Jeff Green | Jun 25, 2009
Back to HomeFeature Article - June 25, 2009 Public Information Meeting re: Sydenham WaterBy Wilma Kenny
This meeting, held June 23, before the Committee of the Whole, was very sparsely attended by village residents. Cameron Smith of XCG Consultants presented a summary of the work done to date by his firm, in assessing the options for better removal of trihalomethanes (THMs) from the drinking water. He noted that Sydenham Lake has a relatively high amount of dissolved organic matter, probably because the lake is fed from wetland and bogs. The combination of chlorine and organic matter creates the THM by-products.
Testing indicated that the location of the water intake made no difference in the amount of organic matter present: various locations and depths showed no apparent variation in water quality.
After investigating a number of dis-infection methods, Smith said the one that seemed most effective and least costly appeared to be chloramination.
This involves reducing free chlorine contact time by adding a small amt of ammonia for secondary disinfection, which is long-lasting, and does not allow the formation of either THMs or HAAs (haloacetic acids) to build. UV would be used to inactivate Giardia & cryptosporidium. A further advantage of this process is the reduction of chlorine taste. However, the treated
water would be toxic to fish, and cannot be used in dialysis machines.

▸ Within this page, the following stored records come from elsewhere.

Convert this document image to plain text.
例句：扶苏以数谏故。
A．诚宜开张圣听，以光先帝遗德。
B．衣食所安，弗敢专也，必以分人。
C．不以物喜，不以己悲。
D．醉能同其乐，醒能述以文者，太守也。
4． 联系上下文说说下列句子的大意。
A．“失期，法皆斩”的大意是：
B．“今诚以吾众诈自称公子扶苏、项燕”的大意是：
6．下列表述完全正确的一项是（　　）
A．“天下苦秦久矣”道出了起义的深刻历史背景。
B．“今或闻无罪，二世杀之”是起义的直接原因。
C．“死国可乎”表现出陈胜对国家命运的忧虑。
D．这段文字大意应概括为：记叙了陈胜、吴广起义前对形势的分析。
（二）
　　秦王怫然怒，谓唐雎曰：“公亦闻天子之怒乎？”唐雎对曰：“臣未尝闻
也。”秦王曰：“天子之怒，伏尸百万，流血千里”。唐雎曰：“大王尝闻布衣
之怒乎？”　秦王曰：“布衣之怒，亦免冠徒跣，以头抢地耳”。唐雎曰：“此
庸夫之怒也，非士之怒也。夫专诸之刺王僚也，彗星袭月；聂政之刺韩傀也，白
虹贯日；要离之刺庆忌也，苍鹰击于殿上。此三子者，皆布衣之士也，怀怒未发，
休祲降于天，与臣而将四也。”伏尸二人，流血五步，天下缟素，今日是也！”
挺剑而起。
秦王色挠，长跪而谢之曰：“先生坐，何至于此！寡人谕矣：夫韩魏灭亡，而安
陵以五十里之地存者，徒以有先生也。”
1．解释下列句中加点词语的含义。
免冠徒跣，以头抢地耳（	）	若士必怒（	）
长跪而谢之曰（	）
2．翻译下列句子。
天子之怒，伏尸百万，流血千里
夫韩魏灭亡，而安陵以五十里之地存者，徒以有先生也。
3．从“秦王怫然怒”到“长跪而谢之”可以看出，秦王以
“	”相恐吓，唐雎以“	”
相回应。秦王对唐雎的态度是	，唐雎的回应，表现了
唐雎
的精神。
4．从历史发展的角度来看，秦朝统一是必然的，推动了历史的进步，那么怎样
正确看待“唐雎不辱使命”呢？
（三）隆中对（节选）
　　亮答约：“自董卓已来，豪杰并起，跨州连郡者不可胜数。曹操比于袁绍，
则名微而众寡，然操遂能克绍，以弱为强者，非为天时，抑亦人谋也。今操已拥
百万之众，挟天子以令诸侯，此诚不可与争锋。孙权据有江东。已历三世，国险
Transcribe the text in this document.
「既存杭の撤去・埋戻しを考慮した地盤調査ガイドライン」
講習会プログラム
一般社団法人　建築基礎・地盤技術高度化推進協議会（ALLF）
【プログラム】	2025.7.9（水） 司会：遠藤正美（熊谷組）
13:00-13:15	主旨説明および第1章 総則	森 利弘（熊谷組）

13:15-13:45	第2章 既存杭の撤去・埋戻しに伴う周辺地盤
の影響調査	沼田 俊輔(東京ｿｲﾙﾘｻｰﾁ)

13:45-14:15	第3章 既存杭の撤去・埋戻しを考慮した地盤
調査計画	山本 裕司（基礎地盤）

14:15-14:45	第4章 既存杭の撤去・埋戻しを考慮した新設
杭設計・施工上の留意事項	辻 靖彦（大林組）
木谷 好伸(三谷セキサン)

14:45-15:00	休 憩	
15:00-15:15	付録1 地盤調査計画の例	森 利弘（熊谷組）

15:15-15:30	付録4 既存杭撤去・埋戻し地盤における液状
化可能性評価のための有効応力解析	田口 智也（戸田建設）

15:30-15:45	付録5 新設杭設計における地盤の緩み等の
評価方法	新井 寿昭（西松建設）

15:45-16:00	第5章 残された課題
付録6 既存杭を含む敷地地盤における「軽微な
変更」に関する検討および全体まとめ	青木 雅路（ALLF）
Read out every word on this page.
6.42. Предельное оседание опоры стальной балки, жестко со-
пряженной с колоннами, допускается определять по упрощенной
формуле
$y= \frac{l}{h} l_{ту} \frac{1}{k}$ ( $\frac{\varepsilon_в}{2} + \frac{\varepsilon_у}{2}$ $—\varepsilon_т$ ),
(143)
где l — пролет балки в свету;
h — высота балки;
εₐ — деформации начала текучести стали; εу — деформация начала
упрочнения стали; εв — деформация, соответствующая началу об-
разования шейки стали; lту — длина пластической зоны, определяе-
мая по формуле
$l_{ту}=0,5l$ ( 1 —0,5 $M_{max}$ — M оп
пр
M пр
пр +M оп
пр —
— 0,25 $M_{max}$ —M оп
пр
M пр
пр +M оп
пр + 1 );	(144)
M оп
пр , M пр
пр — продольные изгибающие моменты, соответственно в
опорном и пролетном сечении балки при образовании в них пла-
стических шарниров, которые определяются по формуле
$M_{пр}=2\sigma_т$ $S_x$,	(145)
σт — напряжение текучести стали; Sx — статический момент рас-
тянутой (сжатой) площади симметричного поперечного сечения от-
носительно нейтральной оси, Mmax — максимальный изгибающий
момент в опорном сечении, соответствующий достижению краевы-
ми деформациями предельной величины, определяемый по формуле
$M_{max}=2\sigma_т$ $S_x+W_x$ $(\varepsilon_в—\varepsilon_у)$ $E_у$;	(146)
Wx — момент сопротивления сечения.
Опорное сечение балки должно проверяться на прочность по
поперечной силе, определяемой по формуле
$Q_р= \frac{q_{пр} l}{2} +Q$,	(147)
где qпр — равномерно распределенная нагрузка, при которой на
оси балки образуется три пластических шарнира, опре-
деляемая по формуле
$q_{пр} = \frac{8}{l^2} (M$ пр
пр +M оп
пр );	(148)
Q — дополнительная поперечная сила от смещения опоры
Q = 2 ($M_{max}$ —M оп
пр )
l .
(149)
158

Chloramination is being used in a number of Ontario communities, including Toronto, Hamilton, Ottawa and Kitchener.
One resident questioned the effect on septic tanks: Smith responded that chlorine is quickly bound and neutralized by the organics in a septic tank, and should not present a problem. Another asked about reverse osmosis. The reply was that reverse osmosis is very expensive, requires lot of energy to operate, and is high maintenance.
Upgrades & modifications required to adapt the present plant to chloramination are expected to incur a Capital cost of $700,000 to $900,000 (two thirds of this cost should be covered by the Federal/provincial Build Canada grants) plus $5.000/year for the ammonia chemicals. There would be no change to the present plant's footprint.